2sang commented 5 years ago

Instantiated VGG16/19 model with the argument 'include_top'=False gives constant output shape (1, 1, 512) Although I provided 'classes'=10 along with them.

import keras
from keras.applications import vgg16

#  Use (-1, 32, 32, 3) CIFAR-10 images as input dataset, for example.
(train_x, train_y), (test_x, test_y) =\
      keras.datasets.cifar10.load_data()  

vgg = vgg16.VGG16(include_top=False,
                  weights=None,
                  input_shape=(32, 32, 3),
                  classes=10)
vgg.summary()

I Expected (None, 1, 1, 10) as an output shape, but the model gives: (None, 1, 1, 512)

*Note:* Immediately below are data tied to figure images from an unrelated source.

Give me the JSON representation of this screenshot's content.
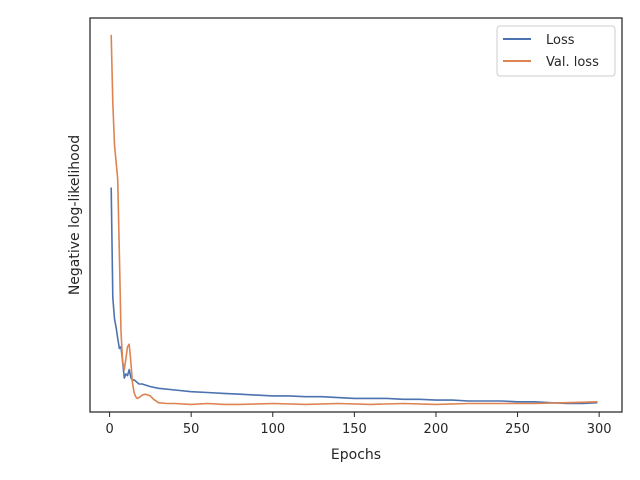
{
  "chart_data": {
    "type": "line",
    "title": "",
    "xlabel": "Epochs",
    "ylabel": "Negative log-likelihood",
    "xlim": [
      -12,
      314
    ],
    "ylim": [
      -0.05,
      4.6
    ],
    "xticks": [
      0,
      50,
      100,
      150,
      200,
      250,
      300
    ],
    "yticks_labeled": false,
    "grid": false,
    "legend_position": "top-right",
    "series": [
      {
        "name": "Loss",
        "color": "#4c72b0",
        "x": [
          1,
          2,
          3,
          4,
          5,
          6,
          7,
          8,
          9,
          10,
          11,
          12,
          13,
          14,
          15,
          18,
          20,
          25,
          30,
          40,
          50,
          60,
          70,
          80,
          90,
          100,
          110,
          120,
          130,
          140,
          150,
          160,
          170,
          180,
          190,
          200,
          210,
          220,
          230,
          240,
          250,
          260,
          270,
          280,
          290,
          299
        ],
        "y": [
          2.6,
          1.3,
          1.05,
          0.95,
          0.82,
          0.7,
          0.72,
          0.55,
          0.35,
          0.4,
          0.38,
          0.45,
          0.36,
          0.32,
          0.33,
          0.28,
          0.28,
          0.25,
          0.23,
          0.21,
          0.19,
          0.18,
          0.17,
          0.16,
          0.15,
          0.14,
          0.14,
          0.13,
          0.13,
          0.12,
          0.11,
          0.11,
          0.11,
          0.1,
          0.1,
          0.09,
          0.09,
          0.08,
          0.08,
          0.08,
          0.07,
          0.07,
          0.06,
          0.05,
          0.05,
          0.06
        ]
      },
      {
        "name": "Val. loss",
        "color": "#dd8452",
        "x": [
          1,
          2,
          3,
          4,
          5,
          6,
          7,
          8,
          9,
          10,
          11,
          12,
          13,
          14,
          15,
          16,
          17,
          18,
          20,
          22,
          25,
          27,
          30,
          35,
          40,
          50,
          60,
          70,
          80,
          100,
          120,
          140,
          160,
          180,
          200,
          220,
          240,
          260,
          280,
          299
        ],
        "y": [
          4.4,
          3.6,
          3.1,
          2.9,
          2.7,
          1.8,
          0.9,
          0.55,
          0.45,
          0.58,
          0.72,
          0.75,
          0.55,
          0.3,
          0.18,
          0.13,
          0.11,
          0.12,
          0.15,
          0.16,
          0.14,
          0.1,
          0.06,
          0.05,
          0.05,
          0.04,
          0.05,
          0.04,
          0.04,
          0.05,
          0.04,
          0.05,
          0.04,
          0.05,
          0.04,
          0.05,
          0.05,
          0.05,
          0.06,
          0.07
        ]
      }
    ]
  }
}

_________________________________________________________________
Layer (type)                 Output Shape              Param #
=================================================================
input_1 (InputLayer)         (None, 32, 32, 3)         0
_________________________________________________________________
block1_conv1 (Conv2D)        (None, 32, 32, 64)        1792
_________________________________________________________________
block1_conv2 (Conv2D)        (None, 32, 32, 64)        36928
_________________________________________________________________
block1_pool (MaxPooling2D)   (None, 16, 16, 64)        0
_________________________________________________________________
block2_conv1 (Conv2D)        (None, 16, 16, 128)       73856
_________________________________________________________________
block2_conv2 (Conv2D)        (None, 16, 16, 128)       147584
_________________________________________________________________
block2_pool (MaxPooling2D)   (None, 8, 8, 128)         0
_________________________________________________________________
block3_conv1 (Conv2D)        (None, 8, 8, 256)         295168
_________________________________________________________________
block3_conv2 (Conv2D)        (None, 8, 8, 256)         590080
_________________________________________________________________
block3_conv3 (Conv2D)        (None, 8, 8, 256)         590080
_________________________________________________________________
block3_pool (MaxPooling2D)   (None, 4, 4, 256)         0
_________________________________________________________________
block4_conv1 (Conv2D)        (None, 4, 4, 512)         1180160
_________________________________________________________________
block4_conv2 (Conv2D)        (None, 4, 4, 512)         2359808
_________________________________________________________________
block4_conv3 (Conv2D)        (None, 4, 4, 512)         2359808
_________________________________________________________________
block4_pool (MaxPooling2D)   (None, 2, 2, 512)         0
_________________________________________________________________
block5_conv1 (Conv2D)        (None, 2, 2, 512)         2359808
_________________________________________________________________
block5_conv2 (Conv2D)        (None, 2, 2, 512)         2359808
_________________________________________________________________
block5_conv3 (Conv2D)        (None, 2, 2, 512)         2359808
_________________________________________________________________
block5_pool (MaxPooling2D)   (None, 1, 1, 512)         0
=================================================================
Total params: 14,714,688
Trainable params: 14,714,688
Non-trainable params: 0
_________________________________________________________________

I'm not sure if this is an expected behaviour, but seems like the argument classes cannot affects the model when the include_topflag is off. https://github.com/keras-team/keras-applications/blob/4cef2452d27375e3a6c28ae89118174c72473ac2/keras_applications/vgg19.py#L187-L198

If it is okay, I'd like to make a PR with some corresponding test code. Thanks for the wonderful work by the way, will look forward to your comment. :)

2sang commented 5 years ago

Sorry, classes should not be specified when include_top=False, as the comment says.